The federal pension system is in the spotlight thanks to the Postal Service's financial troubles. The system will likely fade back into the background soon enough, but for the moment it's interesting to take a peek behind the curtain and get a glimpse of how the system that will finance your retirement ticks.
The Postal Service's financial picture isn't pretty. It's stuck with $11 billion in debt and a tough outlook for future business. Not surprisingly, its managers are looking under every rock to cut costs. General Accounting Office analysts are helping postal managers out; they suggested a look at pension costs under the Civil Service Retirement System.
CSRS covers federal employees and postal workers hired before 1984. After that, workers were generally covered by the Federal Employees Retirement System. A key difference between the two systems is how they are funded.
Under CSRS, workers pay 7 percent of their paychecks into the government's main pension fund. Agencies match those 7 percent payments. Under FERS, employees pay only 0.8 percent of their paychecks into the pension fund, while agencies put in 10.7 percent of employees' basic pay. That higher amount of agency contributions reflects the fact that pension costs increase over time because of factors such as pay raises and cost-of-living increases.
Because CSRS doesn't take these factors into account, the amount of money agencies have put away for future retirees isn't enough to cover what they actually will be owed.
When Congress overhauled the Postal Service in 1971 so that it would work more like a business, it ordered the agency to make special payments each year to cover the added costs to the pension fund of pay raises for postal workers and cost-of-living increases for postal retirees. Congress set some very specific formulas for those payments. The Postal Service was on tap to pay more than $4 billion toward the fund next year alone.
So the GAO analysts asked Office of Personnel Management numbers crunchers (who keep track of the government pension fund) to figure out how much more the Postal Service owed to cover the pension costs of all CSRS enrollees. Actuaries can estimate how long CSRS enrollees and their survivors will collect pension benefits.
The OPM folks figured out that the Postal Service and its employees had paid $152.1 billion into the pension fund for CSRS enrollees over the past few decades. Then OPM figured out that the total cost of CSRS enrollees' and survivors' pensions will be $172.6 billion. That leaves a remainder of $20.5 billion. Then OPM figured out how much more the Postal Service would contribute under the current formulas set by Congress. That turned out to be $91.5 billion, about $71 billion more than the amount the Postal Service actually needed to contribute to the pension fund to cover all the future costs of CSRS enrollees' pensions.

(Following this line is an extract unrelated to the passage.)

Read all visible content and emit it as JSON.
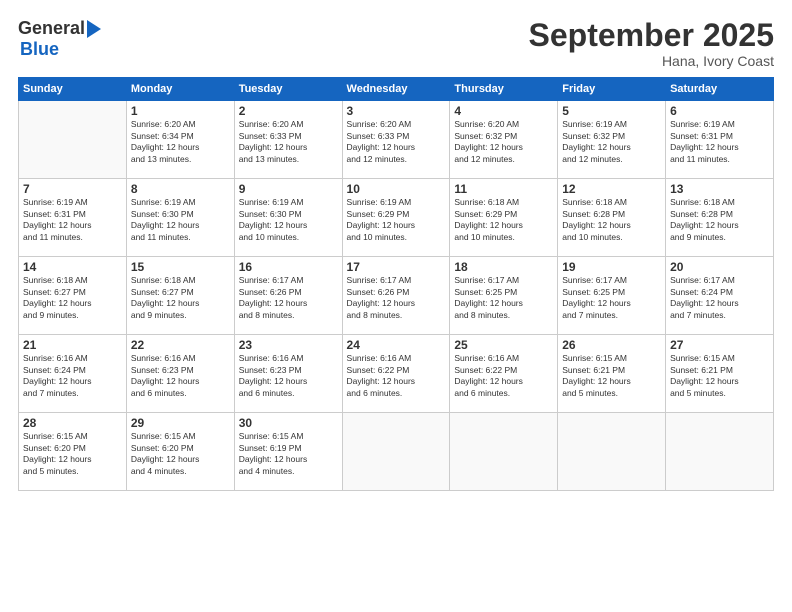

So the Postal Service and OPM have calculated new formulas that, pending congressional approval, would save the Postal Service $71 billion over the next several decades-more than $2 billion next year alone.
What About Me?
No other federal agency pays those added costs to the pension fund the way the Postal Service does. Because of that, the pension fund is short about $500 billion.

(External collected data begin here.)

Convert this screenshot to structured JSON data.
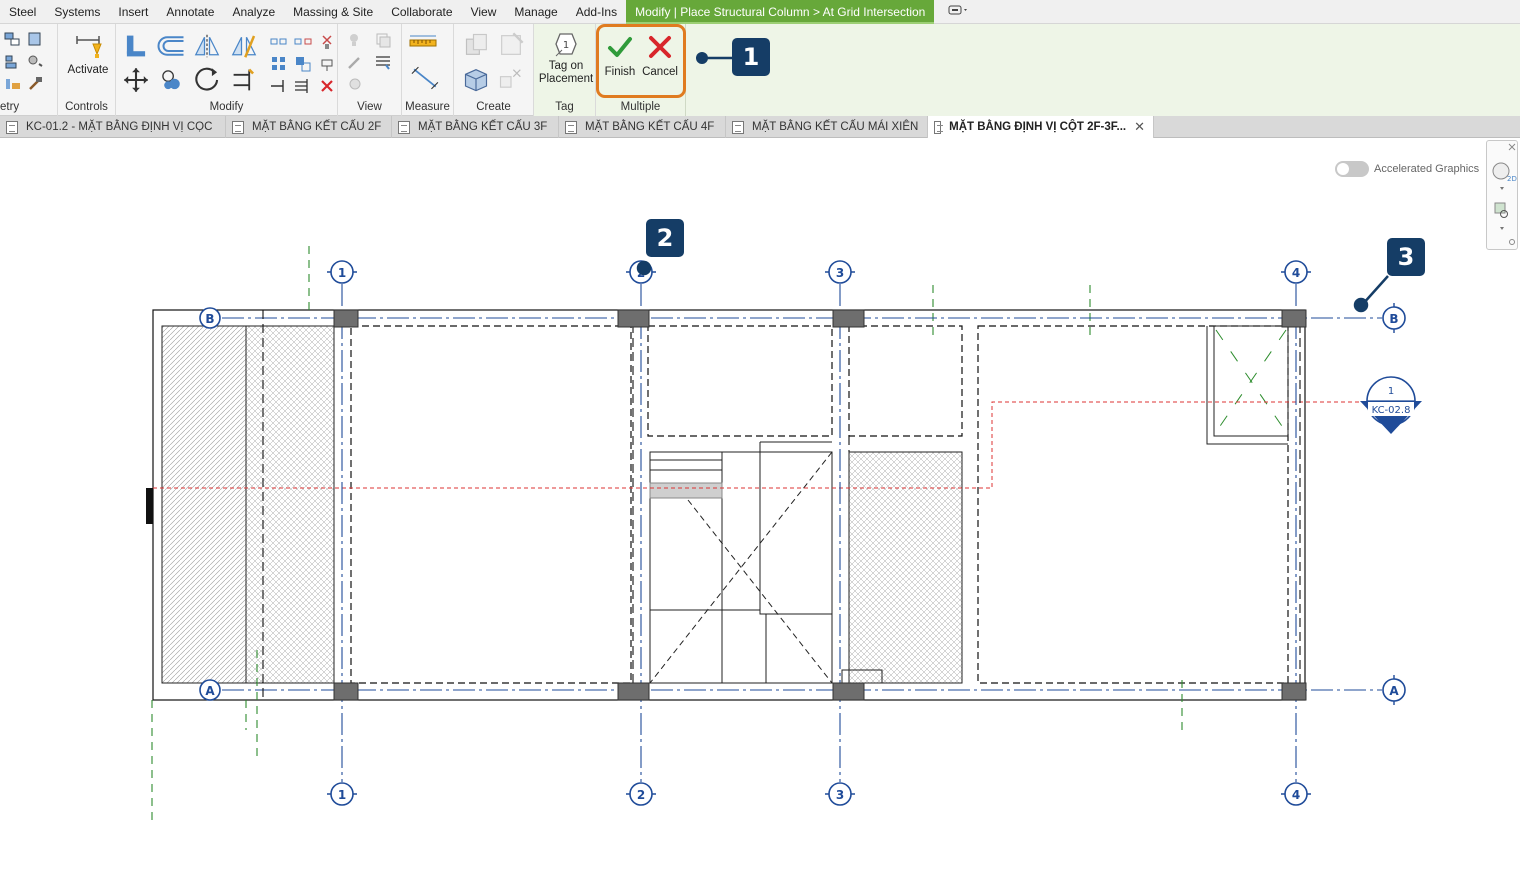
{
  "menu": {
    "items": [
      "Steel",
      "Systems",
      "Insert",
      "Annotate",
      "Analyze",
      "Massing & Site",
      "Collaborate",
      "View",
      "Manage",
      "Add-Ins"
    ],
    "context_tab": "Modify | Place Structural Column > At Grid Intersection"
  },
  "ribbon": {
    "panels": {
      "geometry": "etry",
      "controls": "Controls",
      "modify": "Modify",
      "view": "View",
      "measure": "Measure",
      "create": "Create",
      "tag": "Tag",
      "multiple": "Multiple"
    },
    "activate_label": "Activate",
    "tag_on_placement_line1": "Tag on",
    "tag_on_placement_line2": "Placement",
    "finish_label": "Finish",
    "cancel_label": "Cancel"
  },
  "callouts": {
    "one": "1",
    "two": "2",
    "three": "3"
  },
  "tabs": [
    {
      "label": "KC-01.2 - MẶT BẰNG ĐỊNH VỊ CỌC"
    },
    {
      "label": "MẶT BẰNG KẾT CẤU 2F"
    },
    {
      "label": "MẶT BẰNG KẾT CẤU 3F"
    },
    {
      "label": "MẶT BẰNG KẾT CẤU 4F"
    },
    {
      "label": "MẶT BẰNG KẾT CẤU MÁI XIÊN"
    },
    {
      "label": "MẶT BẰNG ĐỊNH VỊ CỘT 2F-3F..."
    }
  ],
  "tab_close": "✕",
  "canvas": {
    "accelerated_graphics": "Accelerated Graphics",
    "grids_vertical": [
      "1",
      "2",
      "3",
      "4"
    ],
    "grids_horizontal": [
      "B",
      "A"
    ],
    "section_tag_number": "1",
    "section_tag_sheet": "KC-02.8"
  },
  "colors": {
    "context_tab": "#67a83a",
    "highlight": "#e07b20",
    "callout": "#153d66",
    "grid_line": "#1f4b99",
    "finish_check": "#2f9b3a",
    "cancel_x": "#d8262b"
  }
}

The Bush administration has proposed to set up annual payments from the Treasury into the pension fund for the next 40 years to make up the $500 billion difference. The administration has also proposed that agencies put additional money into the pension fund out of their own budgets, rather than out of another central fund that covers the rising costs of pension benefits. The administration wants all agencies, like the Postal Service to at least account for the full cost of employees' pensions.
But this accounting issue has almost no meaning for federal employees and postal workers themselves. For one thing, all of the proposals and accounting plans assume that employees under CSRS will continue to put 7 percent of their paychecks into the pension fund each pay period. The plans also assume that employees will receive the benefits they expect to receive today.
Another Comparison
While the Bush administration wants to make more federal agencies recognize their full retirement costs, just as the Postal Service does, another agency offers an interesting pension comparison: the Federal Reserve.
The Federal Reserve has run its own pension system for several decades. It collected money from employees' paychecks and contributed agency money to a pension fund for many years. The main difference with the CSRS system is that the Federal Reserve put its money into an account that invests outside the government.
In 1986, the board that runs the pension fund informed the Federal Reserve that most employees and the Reserve itself would no longer have to contribute money to the fund. It had enough assets to cover all future pension benefits. The Reserve and its employees continue to pay nothing into the pension fund each year.